Message-ID: <2038@bnr-rsc.UUCP>
Date: 2 Feb 90 19:17:32 GMT
References: <3428@odin.SGI.COM> <AGLEW.90Jan31211451@dwarfs.csg.uiuc.edu>
Sender: news@bnr-rsc.UUCP
Reply-To: bcarh185!schow@bnr-rsc.UUCP (Stanley T.H. Chow)
Organization: BNR Ottawa, Canada
Lines: 64
Summary:
Followup-To:
Keywords:

In article <AGLEW.90Jan31211451@dwarfs.csg.uiuc.edu> aglew@dwarfs.csg.uiuc.edu (Andy Glew) writes:
>
>Microcoded unaligned data takes two cycles to load an unaligned datum.
>(Assuming the unaligned datum overlaps two data bus widths.)  MIPSco
>style load-left and load-right take two cycles to load the same
>unaligned datum.

As you point out later, a lot depends on the actual alignment in relation
to the bus. A lot also depends on the hardware available. It is not true
that all microcode (or H/W) takes two cycles. It is true that all RISC
ISA (announced todate) takes minimum of two instructions.

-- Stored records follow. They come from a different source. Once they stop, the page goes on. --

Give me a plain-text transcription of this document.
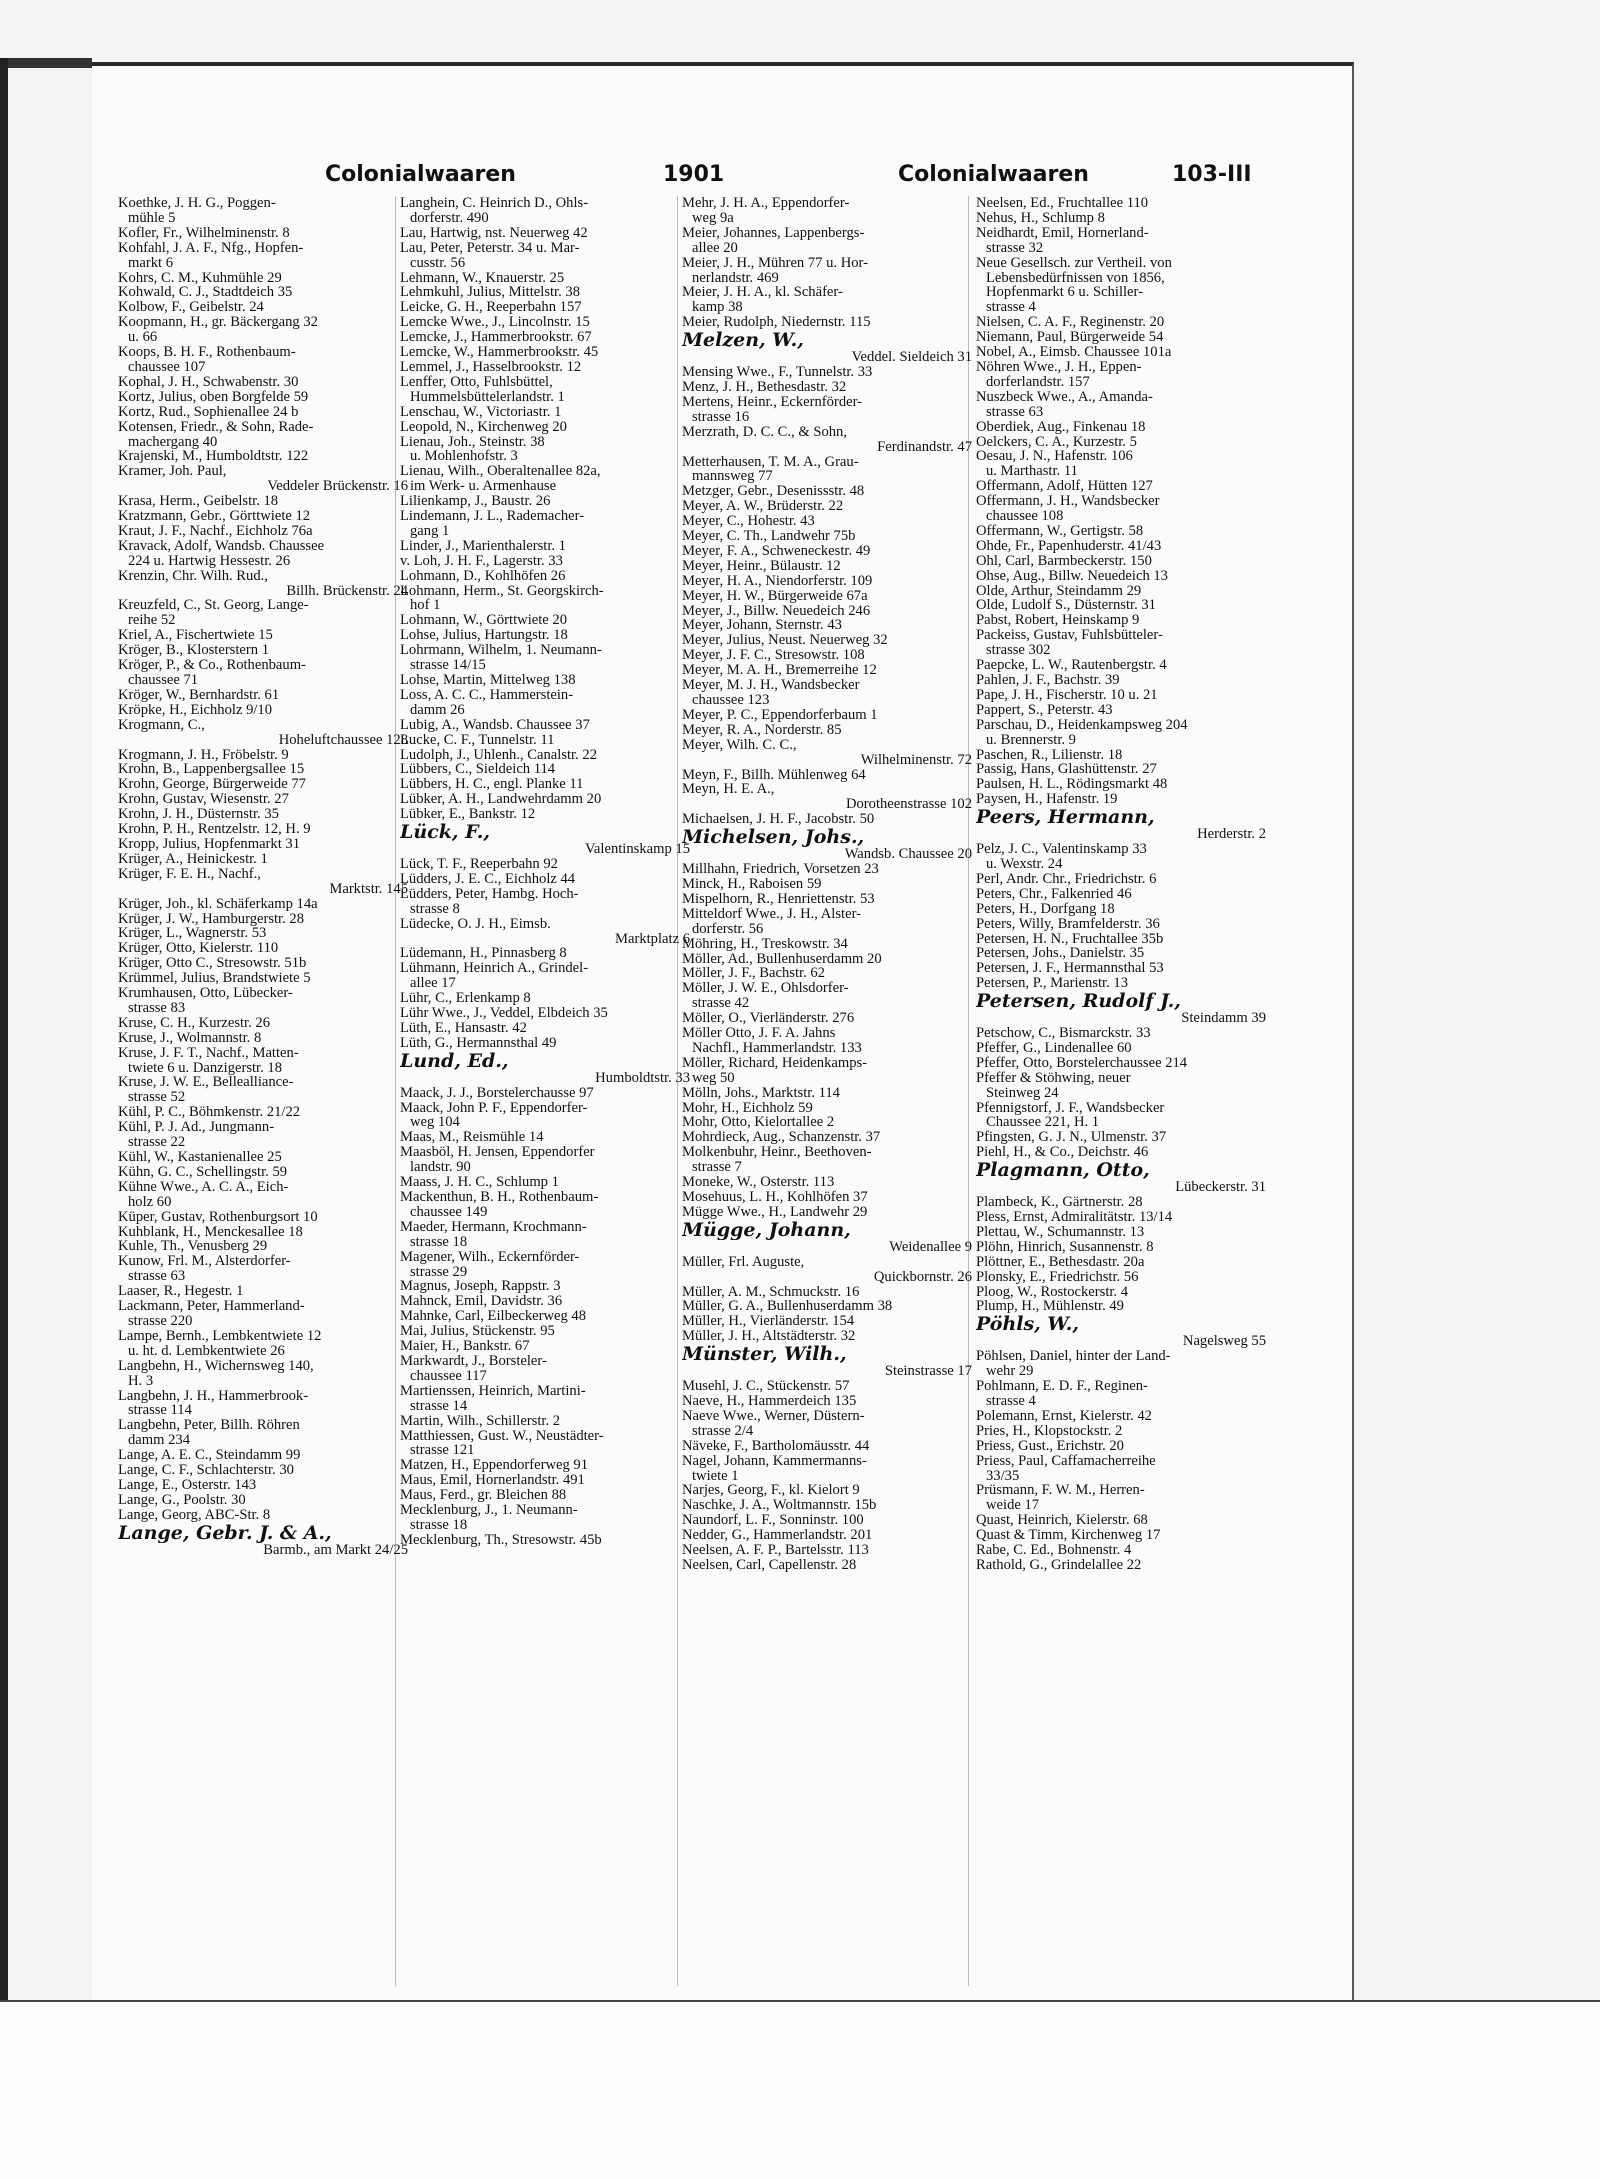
Colonialwaaren	1901	Colonialwaaren	103-III
Koethke, J. H. G., Poggen-
mühle 5
Kofler, Fr., Wilhelminenstr. 8
Kohfahl, J. A. F., Nfg., Hopfen-
markt 6
Kohrs, C. M., Kuhmühle 29
Kohwald, C. J., Stadtdeich 35
Kolbow, F., Geibelstr. 24
Koopmann, H., gr. Bäckergang 32
u. 66
Koops, B. H. F., Rothenbaum-
chaussee 107
Kophal, J. H., Schwabenstr. 30
Kortz, Julius, oben Borgfelde 59
Kortz, Rud., Sophienallee 24 b
Kotensen, Friedr., & Sohn, Rade-
machergang 40
Krajenski, M., Humboldtstr. 122
Kramer, Joh. Paul,
Veddeler Brückenstr. 16
Krasa, Herm., Geibelstr. 18
Kratzmann, Gebr., Görttwiete 12
Kraut, J. F., Nachf., Eichholz 76a
Kravack, Adolf, Wandsb. Chaussee
224 u. Hartwig Hessestr. 26
Krenzin, Chr. Wilh. Rud.,
Billh. Brückenstr. 24
Kreuzfeld, C., St. Georg, Lange-
reihe 52
Kriel, A., Fischertwiete 15
Kröger, B., Klosterstern 1
Kröger, P., & Co., Rothenbaum-
chaussee 71
Kröger, W., Bernhardstr. 61
Kröpke, H., Eichholz 9/10
Krogmann, C.,
Hoheluftchaussee 128
Krogmann, J. H., Fröbelstr. 9
Krohn, B., Lappenbergsallee 15
Krohn, George, Bürgerweide 77
Krohn, Gustav, Wiesenstr. 27
Krohn, J. H., Düsternstr. 35
Krohn, P. H., Rentzelstr. 12, H. 9
Kropp, Julius, Hopfenmarkt 31
Krüger, A., Heinickestr. 1
Krüger, F. E. H., Nachf.,
Marktstr. 145
Krüger, Joh., kl. Schäferkamp 14a
Krüger, J. W., Hamburgerstr. 28
Krüger, L., Wagnerstr. 53
Krüger, Otto, Kielerstr. 110
Krüger, Otto C., Stresowstr. 51b
Krümmel, Julius, Brandstwiete 5
Krumhausen, Otto, Lübecker-
strasse 83
Kruse, C. H., Kurzestr. 26
Kruse, J., Wolmannstr. 8
Kruse, J. F. T., Nachf., Matten-
twiete 6 u. Danzigerstr. 18
Kruse, J. W. E., Bellealliance-
strasse 52
Kühl, P. C., Böhmkenstr. 21/22
Kühl, P. J. Ad., Jungmann-
strasse 22
Kühl, W., Kastanienallee 25
Kühn, G. C., Schellingstr. 59
Kühne Wwe., A. C. A., Eich-
holz 60
Küper, Gustav, Rothenburgsort 10
Kuhblank, H., Menckesallee 18
Kuhle, Th., Venusberg 29
Kunow, Frl. M., Alsterdorfer-
strasse 63
Laaser, R., Hegestr. 1
Lackmann, Peter, Hammerland-
strasse 220
Lampe, Bernh., Lembkentwiete 12
u. ht. d. Lembkentwiete 26
Langbehn, H., Wichernsweg 140,
H. 3
Langbehn, J. H., Hammerbrook-
strasse 114
Langbehn, Peter, Billh. Röhren
damm 234
Lange, A. E. C., Steindamm 99
Lange, C. F., Schlachterstr. 30
Lange, E., Osterstr. 143
Lange, G., Poolstr. 30
Lange, Georg, ABC-Str. 8
Lange, Gebr. J. & A.,
Barmb., am Markt 24/25
Langhein, C. Heinrich D., Ohls-
dorferstr. 490
Lau, Hartwig, nst. Neuerweg 42
Lau, Peter, Peterstr. 34 u. Mar-
cusstr. 56
Lehmann, W., Knauerstr. 25
Lehmkuhl, Julius, Mittelstr. 38
Leicke, G. H., Reeperbahn 157
Lemcke Wwe., J., Lincolnstr. 15
Lemcke, J., Hammerbrookstr. 67
Lemcke, W., Hammerbrookstr. 45
Lemmel, J., Hasselbrookstr. 12
Lenffer, Otto, Fuhlsbüttel,
Hummelsbüttelerlandstr. 1
Lenschau, W., Victoriastr. 1
Leopold, N., Kirchenweg 20
Lienau, Joh., Steinstr. 38
u. Mohlenhofstr. 3
Lienau, Wilh., Oberaltenallee 82a,
im Werk- u. Armenhause
Lilienkamp, J., Baustr. 26
Lindemann, J. L., Rademacher-
gang 1
Linder, J., Marienthalerstr. 1
v. Loh, J. H. F., Lagerstr. 33
Lohmann, D., Kohlhöfen 26
Lohmann, Herm., St. Georgskirch-
hof 1
Lohmann, W., Görttwiete 20
Lohse, Julius, Hartungstr. 18
Lohrmann, Wilhelm, 1. Neumann-
strasse 14/15
Lohse, Martin, Mittelweg 138
Loss, A. C. C., Hammerstein-
damm 26
Lubig, A., Wandsb. Chaussee 37
Lucke, C. F., Tunnelstr. 11
Ludolph, J., Uhlenh., Canalstr. 22
Lübbers, C., Sieldeich 114
Lübbers, H. C., engl. Planke 11
Lübker, A. H., Landwehrdamm 20
Lübker, E., Bankstr. 12
Lück, F.,
Valentinskamp 15
Lück, T. F., Reeperbahn 92
Lüdders, J. E. C., Eichholz 44
Lüdders, Peter, Hambg. Hoch-
strasse 8
Lüdecke, O. J. H., Eimsb.
Marktplatz 6
Lüdemann, H., Pinnasberg 8
Lühmann, Heinrich A., Grindel-
allee 17
Lühr, C., Erlenkamp 8
Lühr Wwe., J., Veddel, Elbdeich 35
Lüth, E., Hansastr. 42
Lüth, G., Hermannsthal 49
Lund, Ed.,
Humboldtstr. 33
Maack, J. J., Borstelerchausse 97
Maack, John P. F., Eppendorfer-
weg 104
Maas, M., Reismühle 14
Maasböl, H. Jensen, Eppendorfer
landstr. 90
Maass, J. H. C., Schlump 1
Mackenthun, B. H., Rothenbaum-
chaussee 149
Maeder, Hermann, Krochmann-
strasse 18
Magener, Wilh., Eckernförder-
strasse 29
Magnus, Joseph, Rappstr. 3
Mahnck, Emil, Davidstr. 36
Mahnke, Carl, Eilbeckerweg 48
Mai, Julius, Stückenstr. 95
Maier, H., Bankstr. 67
Markwardt, J., Borsteler-
chaussee 117
Martienssen, Heinrich, Martini-
strasse 14
Martin, Wilh., Schillerstr. 2
Matthiessen, Gust. W., Neustädter-
strasse 121
Matzen, H., Eppendorferweg 91
Maus, Emil, Hornerlandstr. 491
Maus, Ferd., gr. Bleichen 88
Mecklenburg, J., 1. Neumann-
strasse 18
Mecklenburg, Th., Stresowstr. 45b
Mehr, J. H. A., Eppendorfer-
weg 9a
Meier, Johannes, Lappenbergs-
allee 20
Meier, J. H., Mühren 77 u. Hor-
nerlandstr. 469
Meier, J. H. A., kl. Schäfer-
kamp 38
Meier, Rudolph, Niedernstr. 115
Melzen, W.,
Veddel. Sieldeich 31
Mensing Wwe., F., Tunnelstr. 33
Menz, J. H., Bethesdastr. 32
Mertens, Heinr., Eckernförder-
strasse 16
Merzrath, D. C. C., & Sohn,
Ferdinandstr. 47
Metterhausen, T. M. A., Grau-
mannsweg 77
Metzger, Gebr., Desenissstr. 48
Meyer, A. W., Brüderstr. 22
Meyer, C., Hohestr. 43
Meyer, C. Th., Landwehr 75b
Meyer, F. A., Schweneckestr. 49
Meyer, Heinr., Bülaustr. 12
Meyer, H. A., Niendorferstr. 109
Meyer, H. W., Bürgerweide 67a
Meyer, J., Billw. Neuedeich 246
Meyer, Johann, Sternstr. 43
Meyer, Julius, Neust. Neuerweg 32
Meyer, J. F. C., Stresowstr. 108
Meyer, M. A. H., Bremerreihe 12
Meyer, M. J. H., Wandsbecker
chaussee 123
Meyer, P. C., Eppendorferbaum 1
Meyer, R. A., Norderstr. 85
Meyer, Wilh. C. C.,
Wilhelminenstr. 72
Meyn, F., Billh. Mühlenweg 64
Meyn, H. E. A.,
Dorotheenstrasse 102
Michaelsen, J. H. F., Jacobstr. 50
Michelsen, Johs.,
Wandsb. Chaussee 20
Millhahn, Friedrich, Vorsetzen 23
Minck, H., Raboisen 59
Mispelhorn, R., Henriettenstr. 53
Mitteldorf Wwe., J. H., Alster-
dorferstr. 56
Möhring, H., Treskowstr. 34
Möller, Ad., Bullenhuserdamm 20
Möller, J. F., Bachstr. 62
Möller, J. W. E., Ohlsdorfer-
strasse 42
Möller, O., Vierländerstr. 276
Möller Otto, J. F. A. Jahns
Nachfl., Hammerlandstr. 133
Möller, Richard, Heidenkamps-
weg 50
Mölln, Johs., Marktstr. 114
Mohr, H., Eichholz 59
Mohr, Otto, Kielortallee 2
Mohrdieck, Aug., Schanzenstr. 37
Molkenbuhr, Heinr., Beethoven-
strasse 7
Moneke, W., Osterstr. 113
Mosehuus, L. H., Kohlhöfen 37
Mügge Wwe., H., Landwehr 29
Mügge, Johann,
Weidenallee 9
Müller, Frl. Auguste,
Quickbornstr. 26
Müller, A. M., Schmuckstr. 16
Müller, G. A., Bullenhuserdamm 38
Müller, H., Vierländerstr. 154
Müller, J. H., Altstädterstr. 32
Münster, Wilh.,
Steinstrasse 17
Musehl, J. C., Stückenstr. 57
Naeve, H., Hammerdeich 135
Naeve Wwe., Werner, Düstern-
strasse 2/4
Näveke, F., Bartholomäusstr. 44
Nagel, Johann, Kammermanns-
twiete 1
Narjes, Georg, F., kl. Kielort 9
Naschke, J. A., Woltmannstr. 15b
Naundorf, L. F., Sonninstr. 100
Nedder, G., Hammerlandstr. 201
Neelsen, A. F. P., Bartelsstr. 113
Neelsen, Carl, Capellenstr. 28
Neelsen, Ed., Fruchtallee 110
Nehus, H., Schlump 8
Neidhardt, Emil, Hornerland-
strasse 32
Neue Gesellsch. zur Vertheil. von
Lebensbedürfnissen von 1856,
Hopfenmarkt 6 u. Schiller-
strasse 4
Nielsen, C. A. F., Reginenstr. 20
Niemann, Paul, Bürgerweide 54
Nobel, A., Eimsb. Chaussee 101a
Nöhren Wwe., J. H., Eppen-
dorferlandstr. 157
Nuszbeck Wwe., A., Amanda-
strasse 63
Oberdiek, Aug., Finkenau 18
Oelckers, C. A., Kurzestr. 5
Oesau, J. N., Hafenstr. 106
u. Marthastr. 11
Offermann, Adolf, Hütten 127
Offermann, J. H., Wandsbecker
chaussee 108
Offermann, W., Gertigstr. 58
Ohde, Fr., Papenhuderstr. 41/43
Ohl, Carl, Barmbeckerstr. 150
Ohse, Aug., Billw. Neuedeich 13
Olde, Arthur, Steindamm 29
Olde, Ludolf S., Düsternstr. 31
Pabst, Robert, Heinskamp 9
Packeiss, Gustav, Fuhlsbütteler-
strasse 302
Paepcke, L. W., Rautenbergstr. 4
Pahlen, J. F., Bachstr. 39
Pape, J. H., Fischerstr. 10 u. 21
Pappert, S., Peterstr. 43
Parschau, D., Heidenkampsweg 204
u. Brennerstr. 9
Paschen, R., Lilienstr. 18
Passig, Hans, Glashüttenstr. 27
Paulsen, H. L., Rödingsmarkt 48
Paysen, H., Hafenstr. 19
Peers, Hermann,
Herderstr. 2
Pelz, J. C., Valentinskamp 33
u. Wexstr. 24
Perl, Andr. Chr., Friedrichstr. 6
Peters, Chr., Falkenried 46
Peters, H., Dorfgang 18
Peters, Willy, Bramfelderstr. 36
Petersen, H. N., Fruchtallee 35b
Petersen, Johs., Danielstr. 35
Petersen, J. F., Hermannsthal 53
Petersen, P., Marienstr. 13
Petersen, Rudolf J.,
Steindamm 39
Petschow, C., Bismarckstr. 33
Pfeffer, G., Lindenallee 60
Pfeffer, Otto, Borstelerchaussee 214
Pfeffer & Stöhwing, neuer
Steinweg 24
Pfennigstorf, J. F., Wandsbecker
Chaussee 221, H. 1
Pfingsten, G. J. N., Ulmenstr. 37
Piehl, H., & Co., Deichstr. 46
Plagmann, Otto,
Lübeckerstr. 31
Plambeck, K., Gärtnerstr. 28
Pless, Ernst, Admiralitätstr. 13/14
Plettau, W., Schumannstr. 13
Plöhn, Hinrich, Susannenstr. 8
Plöttner, E., Bethesdastr. 20a
Plonsky, E., Friedrichstr. 56
Ploog, W., Rostockerstr. 4
Plump, H., Mühlenstr. 49
Pöhls, W.,
Nagelsweg 55
Pöhlsen, Daniel, hinter der Land-
wehr 29
Pohlmann, E. D. F., Reginen-
strasse 4
Polemann, Ernst, Kielerstr. 42
Pries, H., Klopstockstr. 2
Priess, Gust., Erichstr. 20
Priess, Paul, Caffamacherreihe
33/35
Prüsmann, F. W. M., Herren-
weide 17
Quast, Heinrich, Kielerstr. 68
Quast & Timm, Kirchenweg 17
Rabe, C. Ed., Bohnenstr. 4
Rathold, G., Grindelallee 22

Also, note that for microcode or H/W, the extra cycles (if any) may well
be hidden in some pipeline stages. Whereas the RISC instructions must be
issued one per clock. (Even for superscaler stuff, register scoreboarding
probably forces one per clock, unless the compiler gets clever).

>    If the *possibly* unaligned datum is *actually* aligned, then a
>microcoded unaligned operation _might_ require only one cycle -- but
>the determination of alignment would probably be done so late in the
>pipeline that it would probably be easier to just require two pipeline
>slots for the unaligned load.

As someone else posted, at least the IBM 3090 does this at no time penalty.
There is also a rumor that the (new? unannounced?) Intel chips are zero 
penalty if the unknown-alignment datum is actually aligned, and the penalty
for real misalignment is only one extra cycle. Anyone know better?

>    Such a model would only win if actually unaligned data occurred
>infrequently enough that you would only allocate one cycle, and be
>prepared to stall the pipeline (and insert another transfer) if the
>datum were unaligned.

How could this model lose? Can it *ever* do worse than the RISC must-align-
everything model?

>Handling the overlapping case, case (1), inherently requires two bus
>transfers, and two bus transfers cost just about as much as two
>instructions.

This is not true.

Two bus transfers to succesive words done at the same time can take
advantage of burst, etc. The transfers also happen at typically the
memory access pipeline. It should cost much less than two full
instructions that take two slots everywhere.

>Thing is, though, a processor with such a wide bus is probably so much
>damned faster than any external I/O device you have (external
>representation being the best justification for badly aligned data
>formats) that you probably don't care if it didn't try to optimize
>this case anyway.

But there are lots of appllications that need to pack memory. I have
seen some really time-critical code that (essentially) does only
possibly misaligned data-accesses. It may be true that many, or even
most, applications have the freedom and luxury of padding at will but 
a significant fraction wants performance with arbitary alignment.


Stanley Chow        BitNet:  schow@BNR.CA
BNR		    UUCP:    ..!psuvax1!BNR.CA.bitnet!schow
(613) 763-2831		     ..!utgpu!bnr-vpa!bnr-rsc!schow%bcarh185
Me? Represent other people? Don't make them laugh so hard.